Per Sorel, il proletariato per la sua lotta deve avere istituzioni proprie, cioè sindacati che non dipendano da politicanti di professione, e che nei loro ranghi ci sia un avanzamento morale effettivo, almeno tra i dirigenti che devono essere esemplari, superiori agli avversari borghesi. In questa logica, il sindacalismo rivoluzionario rivaluta la famiglia della quale riafferma la necessità. Avere alle spalle una famiglia rafforza il rivoluzionario e “il dovere di educare i figli rafforza il senso di responsabilità”. 

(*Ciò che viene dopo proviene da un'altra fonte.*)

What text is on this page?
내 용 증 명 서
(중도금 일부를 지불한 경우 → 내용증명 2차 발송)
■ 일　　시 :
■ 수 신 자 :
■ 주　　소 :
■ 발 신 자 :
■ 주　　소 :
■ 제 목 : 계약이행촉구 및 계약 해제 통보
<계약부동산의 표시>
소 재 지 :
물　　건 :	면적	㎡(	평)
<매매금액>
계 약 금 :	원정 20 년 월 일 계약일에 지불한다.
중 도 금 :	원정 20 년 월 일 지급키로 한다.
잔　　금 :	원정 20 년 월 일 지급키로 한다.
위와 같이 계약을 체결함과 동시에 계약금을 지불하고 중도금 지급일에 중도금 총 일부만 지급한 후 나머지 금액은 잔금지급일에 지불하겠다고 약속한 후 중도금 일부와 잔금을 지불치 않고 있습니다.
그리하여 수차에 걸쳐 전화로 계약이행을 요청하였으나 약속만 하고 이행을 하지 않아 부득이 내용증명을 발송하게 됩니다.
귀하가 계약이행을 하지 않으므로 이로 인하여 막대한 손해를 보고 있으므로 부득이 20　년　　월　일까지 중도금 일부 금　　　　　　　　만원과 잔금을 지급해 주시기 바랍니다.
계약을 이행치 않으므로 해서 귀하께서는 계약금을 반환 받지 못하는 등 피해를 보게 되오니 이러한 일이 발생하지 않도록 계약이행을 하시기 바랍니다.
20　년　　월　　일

Accanto alla rivalutazione della moralità e della famiglia (termine con il quale allora si intendeva ovviamente solo quella vera e naturale), il sindacalismo rivoluzionario teorizza dei sindacati che siano veri e propri corpi intermedi della società, come le corporazioni medievali: il sindacato deve preparare i proletari a compiere gli atti economici di produzione, scambio, ripartizione, consumo e risparmio della ricchezza e recuperare funzioni oggi dello Stato, come ad esempio: “l’ispezione delle fabbriche, gli uffici di collocamento, la rappresentanza degli interessi della classe operaia nella casse per le pensioni ai lavoratori, per gli infortuni nel lavoro, l’amministrazione dell’assistenza pubblica e l’istruzione elementare” divenendo i protagonisti della vita politica e sociale. Tali sindacati dovranno per forza di cose avere un margine di autonomia, una propria sovranità interna tale da contrastare la statolatria ereditata della Rivoluzione Francese borghese. In tale contesto, i proletari non dovranno più essere solo “lavoratori” più o meno egoisti, ma veri “produttori”, animati dal senso del dovere verso la comunità di appartenenza. 
 
Questi sindacati, corpi sociali intermedi, necessitano però di essere coordinati nel tempo, nello spazio e secondo i differenti campi di lavoro e attività dell’economia moderna. Il sindacalismo rivoluzionario è naturalmente autoritario, perché altrimenti è destinato a perdere. Nasce così la necessità di una guida unica autoritaria che, per essere effettiva, deve essere un capo carismatico. Infine, per tenere unite le categorie del lavoro e i corpi intermedi sindacali Sorel elabora una vera teoria dei miti. Dovere del sociologo, inteso nel senso migliore e attivo del termine, è quello di forgiare il Mito, inteso come idea nobile e affascinante, capace di suscitare eroismo nel cuore degli uomini e mobilitarli nel tempo. 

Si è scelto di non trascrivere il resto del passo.